Real estate is one of the world’s most popular investments, but buying and managing a rental property is simply not for everyone. Fortunately, there are real estate investment trusts (REITs) that can give you the benefits of owning rental properties without the hassles that come with being a landlord. With this in mind, let’s take a quick look at five residential REITs with high and safe yields of 3-8% that you could buy today.
1. Canadian Apartment Properties REIT
Canadian Apartment Properties REIT (TSX:CAR.UN) holds ownership interests in apartment buildings, townhomes, and manufactured home communities, comprising of 41,316 residential suites and 6,443 land-lease sites located in and around major urban centres across Canada.
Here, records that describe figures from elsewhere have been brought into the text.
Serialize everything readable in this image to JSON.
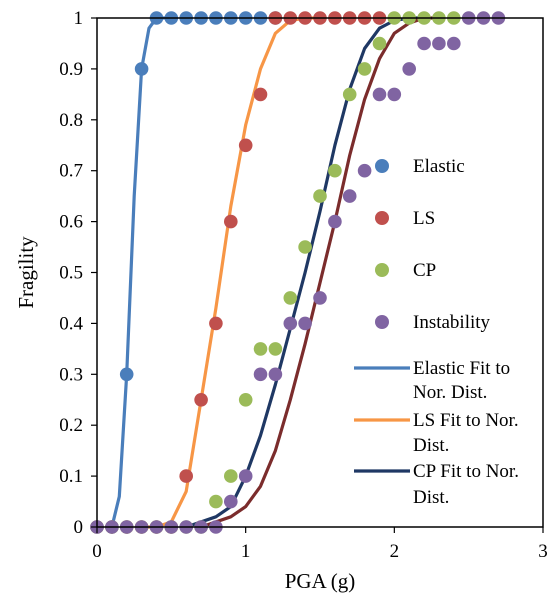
{
  "chart_data": {
    "type": "scatter",
    "title": "",
    "xlabel": "PGA (g)",
    "ylabel": "Fragility",
    "xlim": [
      0,
      3
    ],
    "ylim": [
      0,
      1
    ],
    "x_ticks": [
      "0",
      "1",
      "2",
      "3"
    ],
    "y_ticks": [
      "0",
      "0.1",
      "0.2",
      "0.3",
      "0.4",
      "0.5",
      "0.6",
      "0.7",
      "0.8",
      "0.9",
      "1"
    ],
    "grid": false,
    "legend_position": "right",
    "series": [
      {
        "name": "Elastic",
        "kind": "scatter",
        "color": "#4A7EBB",
        "points": [
          [
            0,
            0
          ],
          [
            0.1,
            0
          ],
          [
            0.2,
            0.3
          ],
          [
            0.3,
            0.9
          ],
          [
            0.4,
            1
          ],
          [
            0.5,
            1
          ],
          [
            0.6,
            1
          ],
          [
            0.7,
            1
          ],
          [
            0.8,
            1
          ],
          [
            0.9,
            1
          ],
          [
            1.0,
            1
          ],
          [
            1.1,
            1
          ],
          [
            1.2,
            1
          ]
        ]
      },
      {
        "name": "LS",
        "kind": "scatter",
        "color": "#C0504D",
        "points": [
          [
            0,
            0
          ],
          [
            0.1,
            0
          ],
          [
            0.2,
            0
          ],
          [
            0.3,
            0
          ],
          [
            0.4,
            0
          ],
          [
            0.5,
            0
          ],
          [
            0.6,
            0.1
          ],
          [
            0.7,
            0.25
          ],
          [
            0.8,
            0.4
          ],
          [
            0.9,
            0.6
          ],
          [
            1.0,
            0.75
          ],
          [
            1.1,
            0.85
          ],
          [
            1.2,
            1
          ],
          [
            1.3,
            1
          ],
          [
            1.4,
            1
          ],
          [
            1.5,
            1
          ],
          [
            1.6,
            1
          ],
          [
            1.7,
            1
          ],
          [
            1.8,
            1
          ],
          [
            1.9,
            1
          ]
        ]
      },
      {
        "name": "CP",
        "kind": "scatter",
        "color": "#9BBB59",
        "points": [
          [
            0,
            0
          ],
          [
            0.1,
            0
          ],
          [
            0.2,
            0
          ],
          [
            0.3,
            0
          ],
          [
            0.4,
            0
          ],
          [
            0.5,
            0
          ],
          [
            0.6,
            0
          ],
          [
            0.7,
            0
          ],
          [
            0.8,
            0.05
          ],
          [
            0.9,
            0.1
          ],
          [
            1.0,
            0.25
          ],
          [
            1.1,
            0.35
          ],
          [
            1.2,
            0.35
          ],
          [
            1.3,
            0.45
          ],
          [
            1.4,
            0.55
          ],
          [
            1.5,
            0.65
          ],
          [
            1.6,
            0.7
          ],
          [
            1.7,
            0.85
          ],
          [
            1.8,
            0.9
          ],
          [
            1.9,
            0.95
          ],
          [
            2.0,
            1
          ],
          [
            2.1,
            1
          ],
          [
            2.2,
            1
          ],
          [
            2.3,
            1
          ],
          [
            2.4,
            1
          ]
        ]
      },
      {
        "name": "Instability",
        "kind": "scatter",
        "color": "#8064A2",
        "points": [
          [
            0,
            0
          ],
          [
            0.1,
            0
          ],
          [
            0.2,
            0
          ],
          [
            0.3,
            0
          ],
          [
            0.4,
            0
          ],
          [
            0.5,
            0
          ],
          [
            0.6,
            0
          ],
          [
            0.7,
            0
          ],
          [
            0.8,
            0
          ],
          [
            0.9,
            0.05
          ],
          [
            1.0,
            0.1
          ],
          [
            1.1,
            0.3
          ],
          [
            1.2,
            0.3
          ],
          [
            1.3,
            0.4
          ],
          [
            1.4,
            0.4
          ],
          [
            1.5,
            0.45
          ],
          [
            1.6,
            0.6
          ],
          [
            1.7,
            0.65
          ],
          [
            1.8,
            0.7
          ],
          [
            1.9,
            0.85
          ],
          [
            2.0,
            0.85
          ],
          [
            2.1,
            0.9
          ],
          [
            2.2,
            0.95
          ],
          [
            2.3,
            0.95
          ],
          [
            2.4,
            0.95
          ],
          [
            2.5,
            1
          ],
          [
            2.6,
            1
          ],
          [
            2.7,
            1
          ]
        ]
      },
      {
        "name": "Elastic Fit to Nor. Dist.",
        "kind": "line",
        "color": "#4A7EBB",
        "points": [
          [
            0.1,
            0
          ],
          [
            0.15,
            0.06
          ],
          [
            0.2,
            0.3
          ],
          [
            0.25,
            0.65
          ],
          [
            0.3,
            0.9
          ],
          [
            0.35,
            0.98
          ],
          [
            0.4,
            1
          ],
          [
            0.5,
            1
          ]
        ]
      },
      {
        "name": "LS Fit to Nor. Dist.",
        "kind": "line",
        "color": "#F79646",
        "points": [
          [
            0.3,
            0
          ],
          [
            0.4,
            0
          ],
          [
            0.5,
            0.01
          ],
          [
            0.6,
            0.07
          ],
          [
            0.7,
            0.25
          ],
          [
            0.8,
            0.43
          ],
          [
            0.9,
            0.63
          ],
          [
            1.0,
            0.79
          ],
          [
            1.1,
            0.9
          ],
          [
            1.2,
            0.97
          ],
          [
            1.3,
            0.995
          ],
          [
            1.4,
            1
          ],
          [
            1.5,
            1
          ]
        ]
      },
      {
        "name": "CP Fit to Nor. Dist.",
        "kind": "line",
        "color": "#1F3864",
        "points": [
          [
            0.6,
            0
          ],
          [
            0.8,
            0.02
          ],
          [
            0.9,
            0.04
          ],
          [
            1.0,
            0.1
          ],
          [
            1.1,
            0.18
          ],
          [
            1.2,
            0.28
          ],
          [
            1.3,
            0.39
          ],
          [
            1.4,
            0.5
          ],
          [
            1.5,
            0.62
          ],
          [
            1.6,
            0.75
          ],
          [
            1.7,
            0.86
          ],
          [
            1.8,
            0.94
          ],
          [
            1.9,
            0.98
          ],
          [
            2.0,
            0.995
          ],
          [
            2.1,
            1
          ],
          [
            2.2,
            1
          ]
        ]
      },
      {
        "name": "",
        "kind": "line",
        "color": "#7B2C2C",
        "points": [
          [
            0.7,
            0
          ],
          [
            0.9,
            0.02
          ],
          [
            1.0,
            0.04
          ],
          [
            1.1,
            0.08
          ],
          [
            1.2,
            0.15
          ],
          [
            1.3,
            0.25
          ],
          [
            1.4,
            0.36
          ],
          [
            1.5,
            0.48
          ],
          [
            1.6,
            0.6
          ],
          [
            1.7,
            0.73
          ],
          [
            1.8,
            0.84
          ],
          [
            1.9,
            0.92
          ],
          [
            2.0,
            0.97
          ],
          [
            2.1,
            0.99
          ],
          [
            2.2,
            1
          ],
          [
            2.3,
            1
          ]
        ]
      }
    ]
  },
  "legend": {
    "items": [
      {
        "kind": "marker",
        "color": "#4A7EBB",
        "label": "Elastic"
      },
      {
        "kind": "marker",
        "color": "#C0504D",
        "label": "LS"
      },
      {
        "kind": "marker",
        "color": "#9BBB59",
        "label": "CP"
      },
      {
        "kind": "marker",
        "color": "#8064A2",
        "label": "Instability"
      },
      {
        "kind": "line",
        "color": "#4A7EBB",
        "line1": "Elastic Fit to",
        "line2": "Nor. Dist."
      },
      {
        "kind": "line",
        "color": "#F79646",
        "line1": "LS Fit to Nor.",
        "line2": "Dist."
      },
      {
        "kind": "line",
        "color": "#1F3864",
        "line1": "CP Fit to Nor.",
        "line2": "Dist."
      }
    ]
  }
}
It pays a monthly distribution of $0.1042 per share, or $1.25 per share annually, which gives its stock a yield of approximately 3.9% at current levels. Investors must also note that its two distribution hikes since the start of 2015, including its 2.5% hike last month, have it on pace for 2016 to mark the fifth consecutive year in which it has raised its annual distribution.
2. Boardwalk REIT
Boardwalk REIT (TSX:BEI.UN) owns and operates more than 200 apartment communities, comprising of more than 33,000 residential units located across Alberta, Saskatchewan, Ontario, and Quebec.
It pays a monthly distribution of $0.1875 per share, or $2.25 per share annually, which gives its stock a yield of approximately 4.2% at current levels.
Investors must also make two important notes regarding its distribution.
First, its 10.3% distribution hike in February has it on pace for 2016 to mark the fifth consecutive year in which it has raised its annual distribution.
Second, it has declared special distributions for two consecutive years, including a $1.40 per share special distribution in December 2014 and a $1.00 per share special distribution in December 2015.
3. Milestone Apartments Real Estate Investment Trust
Milestone Apartments Real Estate Invt Tr (TSX:MST.UN) owns and operates 72 garden-style apartment properties, comprising of 22,546 apartment units located across 14 major metropolitan markets in the United States.
It pays a monthly distribution of US$0.04583 per share, or US$0.55 per share annually, which gives its stock a yield of approximately 3.9% at current levels. Investors must also note that the 11% distribution hike it announced in October 2015, which was effective for its January 2016 payment, has it on pace for 2016 to mark the first year in which it has raised its annual distribution since it went public in 2013.
4. Northview Apartment REIT
Northview Apartment REIT (TSX:NVU.UN) holds ownership interests in apartment buildings and townhomes, comprising of more than 24,000 residential units located across eight provinces and two territories. It also holds ownership interests in over 400 execusuites and hotel units, and a number of commercial properties focused on government and “quality” corporate tenancies.
It pays a monthly distribution of $0.1358 per share, or $1.6296 per share annually, which gives its stock a yield of approximately 7.3% at current levels. Investors must also note that it has raised its annual distribution for three consecutive years, and its strong growth of funds from operations could allow this streak to continue in 2016 and beyond.
5. Killam Apartment REIT
Killam Apartment REIT (TSX:KMP.UN) owns and operates 176 apartment properties and 35 manufactured home communities, comprising of 13,681 residential units and 5,165 land-lease sites located across Alberta, Ontario, Nova Scotia, New Brunswick, Newfoundland & Labrador, and Prince Edward Island. It also owns three commercial properties in Halifax.
It pays a monthly distribution of $0.05 per share, or $0.60 per share annually, which gives its stock a yield of approximately 4.8% at current levels. Investors should also note that it has maintained this annual rate since 2014, and its very strong growth of adjusted funds from operations could allow it to continue to do so going forward or allow it to announce a hike in the very near future.